SO having had a particularly rough stepparent week, I approached my boss and asked her if I could leave work a bit early. I explained that Tuesdays are the only day of the week that we have no kids, that I haven’t been sleeping much and that I could really use an hour or two to rest. She graciously agreed.
So, I headed home a bit early, feeling slightly guilty about how happy I was to be going home to no one, but not so guilty that it dampened my joy. I was exhausted – mentally and physically – and I just knew that about 60 minutes of peace and quiet would result in a whole new me ( or perhaps more accurately the old me.) I sat on the couch and had just turned on the TV looking for something slightly comedic and perhaps a little mindless, when I thought I heard a noise. I turned off the TV to get a better listen. Yes, definitely a noise, but where and what? Just then I heard keys in the door. I panicked. Without a lot of thought I headed for my bedroom. Mere moments later I realized I was not in fact being robbed, but in fact it was all of my stepkids and their bio mom.

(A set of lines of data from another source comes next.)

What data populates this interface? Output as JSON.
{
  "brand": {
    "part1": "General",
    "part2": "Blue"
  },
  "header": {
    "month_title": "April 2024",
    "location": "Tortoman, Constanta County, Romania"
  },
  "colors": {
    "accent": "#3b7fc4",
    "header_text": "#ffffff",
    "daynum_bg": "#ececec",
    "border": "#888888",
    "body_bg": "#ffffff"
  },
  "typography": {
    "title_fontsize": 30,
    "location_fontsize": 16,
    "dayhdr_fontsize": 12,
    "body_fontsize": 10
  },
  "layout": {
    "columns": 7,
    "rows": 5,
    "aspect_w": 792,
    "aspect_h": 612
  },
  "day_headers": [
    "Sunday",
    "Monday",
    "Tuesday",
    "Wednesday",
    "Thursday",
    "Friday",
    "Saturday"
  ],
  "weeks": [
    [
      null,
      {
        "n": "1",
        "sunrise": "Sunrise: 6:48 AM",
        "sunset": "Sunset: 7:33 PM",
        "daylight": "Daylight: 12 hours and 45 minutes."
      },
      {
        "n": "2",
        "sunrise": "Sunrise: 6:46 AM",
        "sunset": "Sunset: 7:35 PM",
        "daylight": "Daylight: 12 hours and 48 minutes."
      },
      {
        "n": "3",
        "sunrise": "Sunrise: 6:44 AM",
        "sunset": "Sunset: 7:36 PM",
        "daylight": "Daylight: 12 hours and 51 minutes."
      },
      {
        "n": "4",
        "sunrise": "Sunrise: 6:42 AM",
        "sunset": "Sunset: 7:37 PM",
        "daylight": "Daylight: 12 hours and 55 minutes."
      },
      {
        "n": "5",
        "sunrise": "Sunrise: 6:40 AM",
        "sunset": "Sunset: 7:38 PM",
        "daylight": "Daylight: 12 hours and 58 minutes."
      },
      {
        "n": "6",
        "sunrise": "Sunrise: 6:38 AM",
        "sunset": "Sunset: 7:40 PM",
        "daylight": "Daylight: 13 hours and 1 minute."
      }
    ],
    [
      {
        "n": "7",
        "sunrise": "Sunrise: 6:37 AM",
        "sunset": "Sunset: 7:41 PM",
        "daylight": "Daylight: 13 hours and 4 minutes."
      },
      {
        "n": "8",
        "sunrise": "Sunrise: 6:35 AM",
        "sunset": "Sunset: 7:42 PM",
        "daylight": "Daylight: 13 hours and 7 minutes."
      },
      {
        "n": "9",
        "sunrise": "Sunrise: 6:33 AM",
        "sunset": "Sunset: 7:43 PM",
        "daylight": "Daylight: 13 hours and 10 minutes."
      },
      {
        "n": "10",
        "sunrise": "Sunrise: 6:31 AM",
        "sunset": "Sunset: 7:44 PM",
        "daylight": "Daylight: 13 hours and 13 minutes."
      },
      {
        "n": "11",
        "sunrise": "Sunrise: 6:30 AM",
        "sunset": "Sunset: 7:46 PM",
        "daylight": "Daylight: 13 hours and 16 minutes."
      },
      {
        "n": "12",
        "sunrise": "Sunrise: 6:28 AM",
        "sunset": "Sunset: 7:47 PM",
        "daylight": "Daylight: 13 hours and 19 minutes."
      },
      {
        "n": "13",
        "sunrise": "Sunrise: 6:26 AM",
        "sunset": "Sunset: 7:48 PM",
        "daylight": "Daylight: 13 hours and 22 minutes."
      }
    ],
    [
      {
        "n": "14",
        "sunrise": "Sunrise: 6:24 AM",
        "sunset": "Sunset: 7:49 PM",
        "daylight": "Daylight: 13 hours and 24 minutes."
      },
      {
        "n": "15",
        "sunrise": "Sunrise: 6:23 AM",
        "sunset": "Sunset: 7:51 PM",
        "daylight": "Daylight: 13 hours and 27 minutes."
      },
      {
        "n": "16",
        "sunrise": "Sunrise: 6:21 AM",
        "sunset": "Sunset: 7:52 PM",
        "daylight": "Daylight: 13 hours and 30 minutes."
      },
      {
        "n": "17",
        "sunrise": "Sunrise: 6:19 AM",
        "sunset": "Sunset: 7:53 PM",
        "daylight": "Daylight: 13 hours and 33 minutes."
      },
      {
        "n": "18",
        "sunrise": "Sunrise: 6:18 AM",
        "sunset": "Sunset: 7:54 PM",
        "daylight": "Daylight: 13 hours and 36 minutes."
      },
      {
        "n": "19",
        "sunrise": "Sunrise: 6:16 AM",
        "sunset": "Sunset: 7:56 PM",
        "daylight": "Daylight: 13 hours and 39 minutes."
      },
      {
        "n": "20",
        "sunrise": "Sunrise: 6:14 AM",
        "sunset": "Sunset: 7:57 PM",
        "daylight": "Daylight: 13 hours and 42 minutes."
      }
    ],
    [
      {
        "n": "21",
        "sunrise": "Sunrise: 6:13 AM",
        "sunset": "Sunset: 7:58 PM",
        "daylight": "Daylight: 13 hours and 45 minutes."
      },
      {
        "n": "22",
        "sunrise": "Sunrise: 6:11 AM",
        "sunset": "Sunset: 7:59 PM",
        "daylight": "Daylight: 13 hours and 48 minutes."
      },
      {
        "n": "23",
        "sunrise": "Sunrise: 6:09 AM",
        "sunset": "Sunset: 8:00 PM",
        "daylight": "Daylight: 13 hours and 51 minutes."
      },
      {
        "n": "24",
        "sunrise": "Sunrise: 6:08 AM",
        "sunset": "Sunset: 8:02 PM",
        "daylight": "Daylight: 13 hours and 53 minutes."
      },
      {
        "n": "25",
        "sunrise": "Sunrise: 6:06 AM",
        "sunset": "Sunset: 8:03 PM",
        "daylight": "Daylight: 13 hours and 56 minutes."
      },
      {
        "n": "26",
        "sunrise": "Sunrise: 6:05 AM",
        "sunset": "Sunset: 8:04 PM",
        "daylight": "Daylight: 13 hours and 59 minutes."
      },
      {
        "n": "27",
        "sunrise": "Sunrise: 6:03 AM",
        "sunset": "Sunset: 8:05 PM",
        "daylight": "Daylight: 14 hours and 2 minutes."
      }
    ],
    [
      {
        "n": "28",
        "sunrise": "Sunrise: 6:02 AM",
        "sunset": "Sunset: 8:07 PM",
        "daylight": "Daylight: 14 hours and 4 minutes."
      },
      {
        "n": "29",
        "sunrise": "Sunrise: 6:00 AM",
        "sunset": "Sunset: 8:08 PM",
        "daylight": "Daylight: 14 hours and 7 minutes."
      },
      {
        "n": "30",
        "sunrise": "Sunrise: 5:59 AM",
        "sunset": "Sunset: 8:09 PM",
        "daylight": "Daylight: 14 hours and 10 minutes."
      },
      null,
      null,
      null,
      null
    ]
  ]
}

Apparently, they had forgotten a few things and also wanted to show her changes to their rooms, so they swung by. But the bigger problem at this point was that I was now hiding in my closet and should I suddenly emerge, I am really not sure which of us would have been more shocked or frightened. So there I waited. and waited. and waited. Trying to be as quiet as I could since discovering each other after they had been in the house for a full 15 minutes would have been so much more awkward than discovering each other in the first minute or two. So, here I sat, a 40 year old woman – self-assured, accomplished, bright, charming – and yet hiding in my own closet for half an hour. I believe I have reached an all time low, or perhaps I hope I have, I’d certainly hate to get lower than that.